Yep, his grandiose expansion plans were foolish and reckless. He ran the company right into the ground. He missed the week his Economics 101 class went over "The Diseconomies of scale". You cannot rapidly expand a low cost company when your margins are so thin.

SlimBob 04-08-2025 06:46 AM


Originally Posted by ImSoSuss (Post 3902016)
Yep, his grandiose expansion plans were foolish and reckless. He ran the company right into the ground. He missed the week his Economics 101 class went over "The Diseconomies of scale". You cannot rapidly expand a low cost company when your margins are so thin.

And those above the pilots in management can't for a second think that we could help save money. They'd rather just start a "new initiative" for us to be our best selves or whatever. All these managers bonused on cost savings but yet we can't be a part of that same structure. I could save a lot of cost if I had an financial incentive to do it.

fw90 04-08-2025 07:16 AM


Originally Posted by SlimBob (Post 3902067)
And those above the pilots in management can't for a second think that we could help save money. They'd rather just start a "new initiative" for us to be our best selves or whatever. All these managers bonused on cost savings but yet we can't be a part of that same structure. I could save a lot of cost if I had an financial incentive to do it.

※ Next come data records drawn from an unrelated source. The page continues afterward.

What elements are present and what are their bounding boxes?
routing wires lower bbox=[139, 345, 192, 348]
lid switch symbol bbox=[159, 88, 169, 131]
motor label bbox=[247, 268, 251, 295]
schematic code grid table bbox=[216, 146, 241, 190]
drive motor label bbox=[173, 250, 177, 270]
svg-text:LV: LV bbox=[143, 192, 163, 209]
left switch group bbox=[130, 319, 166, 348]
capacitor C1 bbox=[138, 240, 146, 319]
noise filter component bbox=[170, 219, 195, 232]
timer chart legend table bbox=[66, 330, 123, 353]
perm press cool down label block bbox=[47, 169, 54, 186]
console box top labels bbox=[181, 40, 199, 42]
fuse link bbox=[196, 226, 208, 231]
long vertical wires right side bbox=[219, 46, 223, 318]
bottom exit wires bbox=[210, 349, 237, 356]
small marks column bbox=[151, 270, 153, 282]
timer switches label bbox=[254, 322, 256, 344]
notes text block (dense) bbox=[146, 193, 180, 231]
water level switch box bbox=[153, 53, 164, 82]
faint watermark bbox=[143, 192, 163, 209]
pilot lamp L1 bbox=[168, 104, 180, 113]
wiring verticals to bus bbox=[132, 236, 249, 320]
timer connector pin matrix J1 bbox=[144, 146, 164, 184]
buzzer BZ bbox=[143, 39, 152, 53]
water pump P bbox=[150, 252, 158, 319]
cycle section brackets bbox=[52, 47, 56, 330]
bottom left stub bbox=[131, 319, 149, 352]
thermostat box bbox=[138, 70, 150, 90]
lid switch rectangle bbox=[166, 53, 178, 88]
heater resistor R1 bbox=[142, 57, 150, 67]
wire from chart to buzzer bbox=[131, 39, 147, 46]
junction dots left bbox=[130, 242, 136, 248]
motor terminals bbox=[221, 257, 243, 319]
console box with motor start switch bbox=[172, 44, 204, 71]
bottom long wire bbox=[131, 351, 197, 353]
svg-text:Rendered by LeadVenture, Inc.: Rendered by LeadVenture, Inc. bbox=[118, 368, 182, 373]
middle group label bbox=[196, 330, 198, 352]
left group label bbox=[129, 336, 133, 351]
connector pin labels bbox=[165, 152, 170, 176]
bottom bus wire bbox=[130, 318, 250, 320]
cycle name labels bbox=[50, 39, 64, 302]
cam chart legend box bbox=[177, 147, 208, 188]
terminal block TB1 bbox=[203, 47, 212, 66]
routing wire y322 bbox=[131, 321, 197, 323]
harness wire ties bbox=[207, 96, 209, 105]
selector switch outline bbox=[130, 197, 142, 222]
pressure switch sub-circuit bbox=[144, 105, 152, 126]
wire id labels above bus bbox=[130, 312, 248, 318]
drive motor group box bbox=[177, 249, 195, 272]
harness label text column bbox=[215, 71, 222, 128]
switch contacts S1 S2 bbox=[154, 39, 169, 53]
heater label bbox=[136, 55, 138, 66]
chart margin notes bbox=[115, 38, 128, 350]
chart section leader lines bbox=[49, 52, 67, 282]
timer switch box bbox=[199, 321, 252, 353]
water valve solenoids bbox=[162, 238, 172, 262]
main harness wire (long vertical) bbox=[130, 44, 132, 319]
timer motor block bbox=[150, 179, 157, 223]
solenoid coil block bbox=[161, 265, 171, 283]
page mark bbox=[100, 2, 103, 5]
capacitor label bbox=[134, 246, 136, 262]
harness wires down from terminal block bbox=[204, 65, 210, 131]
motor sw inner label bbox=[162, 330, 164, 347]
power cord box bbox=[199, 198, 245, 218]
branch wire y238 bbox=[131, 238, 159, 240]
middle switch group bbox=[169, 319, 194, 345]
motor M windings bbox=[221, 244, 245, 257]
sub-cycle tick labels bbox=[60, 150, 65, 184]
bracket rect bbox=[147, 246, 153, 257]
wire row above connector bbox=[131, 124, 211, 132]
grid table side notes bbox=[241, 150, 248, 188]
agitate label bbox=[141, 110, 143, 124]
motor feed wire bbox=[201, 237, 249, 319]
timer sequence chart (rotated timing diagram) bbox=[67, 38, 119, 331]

no it’s not our job to save money. Our job is to operate the aircraft safely within the standards set by the FAA, aircraft manufacture and company procedures. If they truly cared about saving money we wouldn't constantly be sitting waiting for a gate, or rampers, or jet bridge drivers, or sucky air at the gate so we use the app or no brake fans or you name it. We have such little control over costs. Flying cost index and Single engine taxi is really all we can do and have direct control over. I try to be proactive and it makes such little difference most of the time.